Mary Dierdorff, head nurse at Steamboat Medical Group, said the office has seen a large number of patients in recent weeks, most of them complaining about an upper respiratory illness complete with a cough and nasal congestion.
For some patients, the symptoms have turned into bronchitis. For most, it has been a nagging cold.
Winters have a tendency to bring out the worst in bacteria and viruses. Officials at Soda Creek and Strawberry Park elementary schools said attendance has been down in recent weeks because of illness.
Strawberry Park health aide Beth Stevens said she saw 36 children on Tuesday alone.
"We have a lot of sick kids right now," said Dot Haberlan, Routt County team leader for school health services. "The elementary kids are running about 40 to 50 absences a day with illness. This current wave of illness started maybe a week or a couple weeks ago. (Monday and Tuesday) we probably saw the most sick kids."
Haberlan said the most prevalent illnesses at Steamboat Springs School District schools are the same as those being seen at Christian Heritage School and all across town - upper respiratory viruses, strep throat, bronchitis and a stomach virus.

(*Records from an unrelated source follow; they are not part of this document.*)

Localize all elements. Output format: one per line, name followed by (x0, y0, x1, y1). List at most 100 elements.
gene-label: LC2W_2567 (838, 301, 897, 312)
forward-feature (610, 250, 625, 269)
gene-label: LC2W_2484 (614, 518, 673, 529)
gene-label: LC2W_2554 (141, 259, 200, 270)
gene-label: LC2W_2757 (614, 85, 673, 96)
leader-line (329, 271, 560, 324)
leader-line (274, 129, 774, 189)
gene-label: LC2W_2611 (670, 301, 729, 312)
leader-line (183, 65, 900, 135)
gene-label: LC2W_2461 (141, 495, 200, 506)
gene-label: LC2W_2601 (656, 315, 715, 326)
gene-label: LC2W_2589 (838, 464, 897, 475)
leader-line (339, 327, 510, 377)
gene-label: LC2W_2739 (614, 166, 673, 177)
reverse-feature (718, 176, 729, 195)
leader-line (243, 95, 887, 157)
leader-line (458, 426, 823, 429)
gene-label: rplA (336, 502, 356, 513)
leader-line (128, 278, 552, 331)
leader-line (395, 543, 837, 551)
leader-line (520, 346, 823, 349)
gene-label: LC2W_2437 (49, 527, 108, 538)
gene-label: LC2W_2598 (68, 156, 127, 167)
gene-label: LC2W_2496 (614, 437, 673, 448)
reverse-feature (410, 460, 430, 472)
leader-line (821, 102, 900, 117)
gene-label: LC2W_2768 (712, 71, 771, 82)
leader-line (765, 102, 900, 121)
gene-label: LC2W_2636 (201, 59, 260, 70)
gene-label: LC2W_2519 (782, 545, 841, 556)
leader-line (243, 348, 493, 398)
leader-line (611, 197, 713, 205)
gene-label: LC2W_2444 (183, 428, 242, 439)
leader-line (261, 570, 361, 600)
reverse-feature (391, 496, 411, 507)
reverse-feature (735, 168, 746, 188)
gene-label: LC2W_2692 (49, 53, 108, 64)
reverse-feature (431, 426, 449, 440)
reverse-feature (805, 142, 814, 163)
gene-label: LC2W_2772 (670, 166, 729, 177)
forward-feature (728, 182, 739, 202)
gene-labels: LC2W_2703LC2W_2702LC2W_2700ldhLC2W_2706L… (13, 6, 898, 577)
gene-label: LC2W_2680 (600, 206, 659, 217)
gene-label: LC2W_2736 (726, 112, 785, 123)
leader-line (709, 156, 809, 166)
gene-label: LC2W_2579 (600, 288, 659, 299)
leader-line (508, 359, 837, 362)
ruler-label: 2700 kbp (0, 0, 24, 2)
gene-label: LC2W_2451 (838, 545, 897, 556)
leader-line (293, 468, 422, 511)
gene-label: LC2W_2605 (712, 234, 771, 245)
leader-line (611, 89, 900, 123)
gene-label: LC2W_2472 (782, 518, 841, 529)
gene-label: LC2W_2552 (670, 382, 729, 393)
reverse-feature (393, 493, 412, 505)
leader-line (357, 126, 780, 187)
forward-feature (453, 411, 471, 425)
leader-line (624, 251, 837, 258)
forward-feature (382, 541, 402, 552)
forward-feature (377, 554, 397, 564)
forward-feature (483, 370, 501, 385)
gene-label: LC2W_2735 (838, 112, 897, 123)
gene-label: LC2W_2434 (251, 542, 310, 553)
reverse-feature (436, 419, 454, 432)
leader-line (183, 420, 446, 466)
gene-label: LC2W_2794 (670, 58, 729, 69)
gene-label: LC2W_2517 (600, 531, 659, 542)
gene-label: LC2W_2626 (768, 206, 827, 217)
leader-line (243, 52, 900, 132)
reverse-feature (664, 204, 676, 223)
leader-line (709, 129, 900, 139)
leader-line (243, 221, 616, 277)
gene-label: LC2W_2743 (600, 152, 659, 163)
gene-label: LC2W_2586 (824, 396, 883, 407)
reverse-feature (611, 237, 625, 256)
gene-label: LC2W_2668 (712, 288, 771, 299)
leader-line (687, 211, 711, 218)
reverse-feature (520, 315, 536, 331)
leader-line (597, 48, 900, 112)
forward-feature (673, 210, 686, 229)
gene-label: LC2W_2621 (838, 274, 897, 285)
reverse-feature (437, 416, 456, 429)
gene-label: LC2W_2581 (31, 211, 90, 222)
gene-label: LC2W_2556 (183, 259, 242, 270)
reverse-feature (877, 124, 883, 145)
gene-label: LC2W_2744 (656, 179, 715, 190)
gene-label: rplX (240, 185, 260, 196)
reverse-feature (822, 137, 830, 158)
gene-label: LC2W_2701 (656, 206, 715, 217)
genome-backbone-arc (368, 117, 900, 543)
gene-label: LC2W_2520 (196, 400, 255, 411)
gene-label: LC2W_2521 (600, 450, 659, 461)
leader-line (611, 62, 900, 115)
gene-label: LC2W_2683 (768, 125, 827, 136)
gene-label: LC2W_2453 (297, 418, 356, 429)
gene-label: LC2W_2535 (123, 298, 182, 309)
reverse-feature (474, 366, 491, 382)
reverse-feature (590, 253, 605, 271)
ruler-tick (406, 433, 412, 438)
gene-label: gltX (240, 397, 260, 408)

Stacy Magee, nurse for the Hayden School District, fought off a respiratory virus last week and was back at Hayden Valley Elementary School on Tuesday.
"Mostly what we are seeing is upper respiratory things like cold, cough, bronchitis," Magee said. "We've seen a few kids with vomiting, so like a stomach virus, too."

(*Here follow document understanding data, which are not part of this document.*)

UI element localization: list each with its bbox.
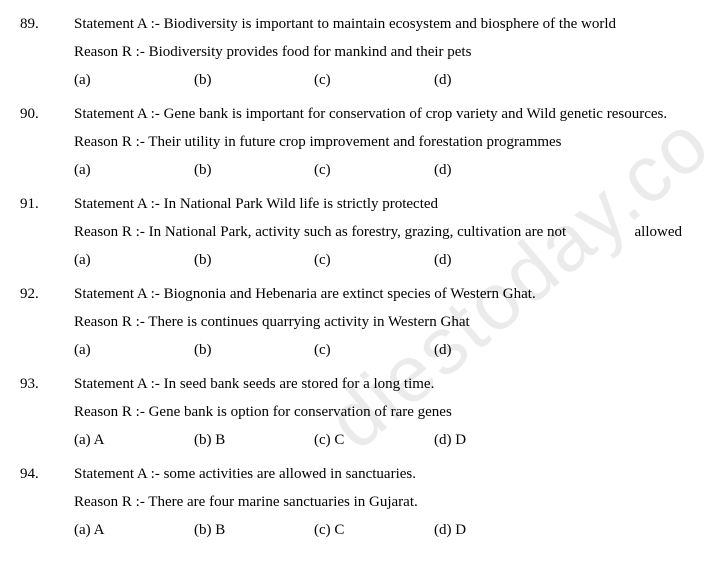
option-d[interactable]: (d): [434, 338, 554, 362]
reason-r-suffix: allowed: [635, 220, 682, 244]
statement-a: Statement A :- In seed bank seeds are st…: [74, 372, 702, 396]
option-b[interactable]: (b): [194, 248, 314, 272]
option-d[interactable]: (d): [434, 68, 554, 92]
question-body: Statement A :- Biognonia and Hebenaria a…: [74, 282, 702, 366]
options-row: (a) (b) (c) (d): [74, 248, 702, 272]
options-row: (a) A (b) B (c) C (d) D: [74, 518, 702, 542]
reason-r: Reason R :- There is continues quarrying…: [74, 310, 702, 334]
options-row: (a) A (b) B (c) C (d) D: [74, 428, 702, 452]
option-b[interactable]: (b): [194, 68, 314, 92]
question-94: 94. Statement A :- some activities are a…: [20, 462, 702, 546]
question-number: 92.: [20, 282, 74, 366]
option-b[interactable]: (b): [194, 338, 314, 362]
question-number: 90.: [20, 102, 74, 186]
question-body: Statement A :- In National Park Wild lif…: [74, 192, 702, 276]
statement-a: Statement A :- Biodiversity is important…: [74, 12, 702, 36]
option-a[interactable]: (a): [74, 338, 194, 362]
option-a[interactable]: (a): [74, 248, 194, 272]
option-a[interactable]: (a): [74, 68, 194, 92]
option-c[interactable]: (c): [314, 68, 434, 92]
question-number: 91.: [20, 192, 74, 276]
option-c[interactable]: (c): [314, 338, 434, 362]
question-body: Statement A :- Gene bank is important fo…: [74, 102, 702, 186]
question-92: 92. Statement A :- Biognonia and Hebenar…: [20, 282, 702, 366]
option-d[interactable]: (d) D: [434, 428, 554, 452]
option-d[interactable]: (d): [434, 248, 554, 272]
option-a[interactable]: (a) A: [74, 518, 194, 542]
option-c[interactable]: (c): [314, 248, 434, 272]
option-b[interactable]: (b) B: [194, 428, 314, 452]
statement-a: Statement A :- In National Park Wild lif…: [74, 192, 702, 216]
statement-a: Statement A :- some activities are allow…: [74, 462, 702, 486]
reason-r: Reason R :- Gene bank is option for cons…: [74, 400, 702, 424]
options-row: (a) (b) (c) (d): [74, 338, 702, 362]
statement-a: Statement A :- Biognonia and Hebenaria a…: [74, 282, 702, 306]
question-91: 91. Statement A :- In National Park Wild…: [20, 192, 702, 276]
question-number: 89.: [20, 12, 74, 96]
question-89: 89. Statement A :- Biodiversity is impor…: [20, 12, 702, 96]
options-row: (a) (b) (c) (d): [74, 158, 702, 182]
reason-r: Reason R :- There are four marine sanctu…: [74, 490, 702, 514]
question-body: Statement A :- some activities are allow…: [74, 462, 702, 546]
reason-r-prefix: Reason R :- In National Park, activity s…: [74, 224, 566, 240]
reason-r: Reason R :- Biodiversity provides food f…: [74, 40, 702, 64]
question-number: 93.: [20, 372, 74, 456]
option-c[interactable]: (c) C: [314, 518, 434, 542]
option-d[interactable]: (d) D: [434, 518, 554, 542]
question-93: 93. Statement A :- In seed bank seeds ar…: [20, 372, 702, 456]
question-90: 90. Statement A :- Gene bank is importan…: [20, 102, 702, 186]
reason-r: Reason R :- In National Park, activity s…: [74, 220, 702, 244]
option-c[interactable]: (c): [314, 158, 434, 182]
option-b[interactable]: (b): [194, 158, 314, 182]
question-body: Statement A :- In seed bank seeds are st…: [74, 372, 702, 456]
option-b[interactable]: (b) B: [194, 518, 314, 542]
options-row: (a) (b) (c) (d): [74, 68, 702, 92]
question-number: 94.: [20, 462, 74, 546]
option-a[interactable]: (a) A: [74, 428, 194, 452]
option-a[interactable]: (a): [74, 158, 194, 182]
reason-r: Reason R :- Their utility in future crop…: [74, 130, 702, 154]
option-c[interactable]: (c) C: [314, 428, 434, 452]
question-body: Statement A :- Biodiversity is important…: [74, 12, 702, 96]
option-d[interactable]: (d): [434, 158, 554, 182]
statement-a: Statement A :- Gene bank is important fo…: [74, 102, 702, 126]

Haberlan said she understands it is difficult for parents who work to keep children home from school, but school isn't the best place for children to recover. In addition to spreading illnesses, sick children aren't benefiting from being in class.

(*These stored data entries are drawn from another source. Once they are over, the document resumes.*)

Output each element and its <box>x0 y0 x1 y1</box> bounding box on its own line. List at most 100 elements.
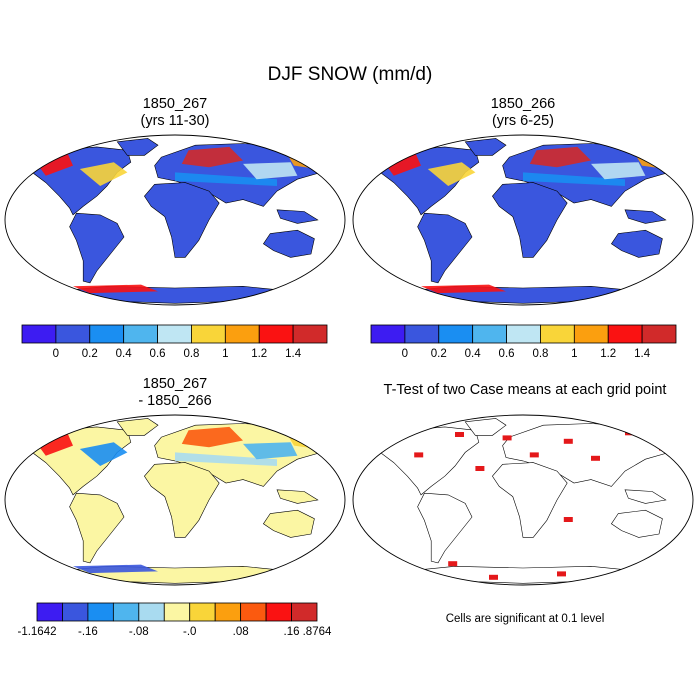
land-namerica-4 <box>372 426 480 496</box>
colorbar-panel3-box-8 <box>240 602 267 622</box>
map-panel-2 <box>352 134 694 306</box>
colorbar-panel1-label-1: 0.2 <box>82 348 98 360</box>
panel2-title-line2: (yrs 6-25) <box>491 113 555 129</box>
colorbar-panel1-box-8 <box>292 324 328 344</box>
colorbar-panel2-box-1 <box>404 324 440 344</box>
colorbar-panel3-box-10 <box>291 602 318 622</box>
snow-region-1-0 <box>175 172 277 186</box>
land-africa-1 <box>144 182 220 258</box>
snow-region-1-6 <box>73 284 158 294</box>
colorbar-panel3-box-6 <box>189 602 216 622</box>
colorbar-panel2-label-3: 0.6 <box>499 348 515 360</box>
signif-cell-11 <box>557 571 566 577</box>
colorbar-panel3-box-0 <box>36 602 63 622</box>
signif-cell-8 <box>563 517 573 522</box>
colorbar-panel2-box-2 <box>438 324 474 344</box>
colorbar-panel1-label-4: 0.8 <box>183 348 199 360</box>
colorbar-panel3-box-7 <box>214 602 242 622</box>
panel4-title: T-Test of two Case means at each grid po… <box>350 382 700 399</box>
panel2-title: 1850_266 (yrs 6-25) <box>398 96 648 130</box>
colorbar-panel3-label-3: -.0 <box>183 626 196 638</box>
snow-region-2-1 <box>591 162 646 180</box>
colorbar-panel2-label-2: 0.4 <box>465 348 482 360</box>
signif-cell-2 <box>502 435 512 441</box>
colorbar-panel1-box-2 <box>89 324 125 344</box>
colorbar-panel2-label-1: 0.2 <box>431 348 447 360</box>
colorbar-panel1-label-3: 0.6 <box>150 348 166 360</box>
colorbar-panel2-label-4: 0.8 <box>532 348 548 360</box>
figure-title: DJF SNOW (mm/d) <box>267 64 433 85</box>
colorbar-panel2-box-3 <box>472 324 507 344</box>
panel4-title-line1: T-Test of two Case means at each grid po… <box>383 382 667 398</box>
colorbar-panel2-box-6 <box>573 324 609 344</box>
colorbar-panel3-box-3 <box>112 602 140 622</box>
colorbar-panel3-box-1 <box>62 602 89 622</box>
diff-region-3-3 <box>79 442 128 466</box>
significance-note: Cells are significant at 0.1 level <box>445 613 605 625</box>
colorbar-panel2-box-8 <box>641 324 677 344</box>
land-sea_asia-4 <box>624 489 667 504</box>
colorbar-panel2: 0 0.2 0.4 0.6 0.8 1 1.2 1.4 <box>370 324 677 360</box>
snow-region-2-0 <box>523 172 625 186</box>
snow-region-2-4 <box>529 146 591 168</box>
signif-cell-7 <box>475 466 485 471</box>
signif-cell-10 <box>489 574 498 580</box>
map-border-2 <box>352 134 694 306</box>
colorbar-panel3-label-0: -1.1642 <box>17 626 56 638</box>
land-australia-1 <box>262 229 315 258</box>
panel2-title-line1: 1850_266 <box>490 96 556 112</box>
land-samerica-3 <box>69 492 125 564</box>
map-panel-3 <box>4 414 346 586</box>
panel3-title-line1: 1850_267 <box>142 376 208 392</box>
land-samerica-2 <box>417 212 473 284</box>
colorbar-panel1-label-5: 1 <box>222 348 228 360</box>
diff-region-3-6 <box>73 564 158 574</box>
map-border-4 <box>352 414 694 586</box>
land-sea_asia-3 <box>276 489 319 504</box>
land-sea_asia-1 <box>276 209 319 224</box>
colorbar-panel3-label-2: -.08 <box>129 626 149 638</box>
land-sea_asia-2 <box>624 209 667 224</box>
colorbar-panel3-box-9 <box>265 602 292 622</box>
signif-cell-6 <box>591 455 600 461</box>
colorbar-panel2-label-7: 1.4 <box>634 348 651 360</box>
colorbar-panel3-label-1: -.16 <box>78 626 98 638</box>
colorbar-panel1-box-0 <box>21 324 57 344</box>
colorbar-panel2-label-0: 0 <box>402 348 408 360</box>
colorbar-panel1-box-5 <box>191 324 226 344</box>
signif-cell-14 <box>529 452 539 458</box>
land-africa-3 <box>144 462 220 538</box>
colorbar-panel1-box-1 <box>55 324 91 344</box>
colorbar-panel3-box-2 <box>87 602 114 622</box>
signif-cell-13 <box>414 452 424 458</box>
land-australia-4 <box>610 509 663 538</box>
colorbar-panel1-box-3 <box>123 324 158 344</box>
diff-region-3-4 <box>181 426 243 448</box>
signif-cell-0 <box>393 425 403 431</box>
panel3-title-line2: - 1850_266 <box>138 393 212 409</box>
colorbar-panel2-label-5: 1 <box>571 348 577 360</box>
colorbar-panel3: -1.1642 -.16 -.08 -.0 .08 .16.8764 <box>17 602 332 638</box>
diff-region-3-0 <box>175 452 277 466</box>
land-greenland-1 <box>116 138 159 156</box>
snow-region-2-6 <box>421 284 506 294</box>
land-africa-4 <box>492 462 568 538</box>
land-australia-3 <box>262 509 315 538</box>
colorbar-panel3-box-5 <box>163 602 191 622</box>
land-greenland-3 <box>116 418 159 436</box>
colorbar-panel2-box-4 <box>506 324 541 344</box>
map-panel-4 <box>352 414 694 586</box>
colorbar-panel1: 0 0.2 0.4 0.6 0.8 1 1.2 1.4 <box>21 324 328 360</box>
colorbar-panel1-label-0: 0 <box>53 348 59 360</box>
panel1-title-line2: (yrs 11-30) <box>140 113 210 129</box>
land-africa-2 <box>492 182 568 258</box>
colorbar-panel2-box-0 <box>370 324 406 344</box>
signif-cell-1 <box>455 432 464 437</box>
signif-cell-9 <box>448 561 458 567</box>
colorbar-panel1-label-2: 0.4 <box>116 348 133 360</box>
snow-region-2-3 <box>427 162 476 186</box>
colorbar-panel1-box-4 <box>157 324 192 344</box>
land-samerica-1 <box>69 212 125 284</box>
colorbar-panel3-box-4 <box>138 602 165 622</box>
signif-cell-3 <box>563 438 573 444</box>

"Sometimes we forget school is demanding for kids and it is stressful," Haberlan said. She provided some rules to follow when deciding how to handle a sick child.
"We'd like to ask parents to not send their students if they have thrown up the night before or have thrown up before coming to school," Haberlan said. "We would like them to be fever-free for 24 hours ideally."
Mid-winter illnesses are "par for the course" she added, and nothing the nurses have seen in Steamboat or Hayden is atypical for this time of year - except one thing.
The number of reported influenza cases is down, Dierdorff and Magee said. Magee wasn't sure if that was encouraging or meant that the typical winter bout of flu hasn't hit.
The stomach virus that many Routt County residents have had is not influenza.
"With the actual flu we see kids out for a week," Magee said.
To avoid spreading germs, parents and children should wash their hands frequently and cover their mouths with their arms when coughing because hands are the biggest culprit for spreading germs. Getting a good night's sleep also helps the immune system attack illness.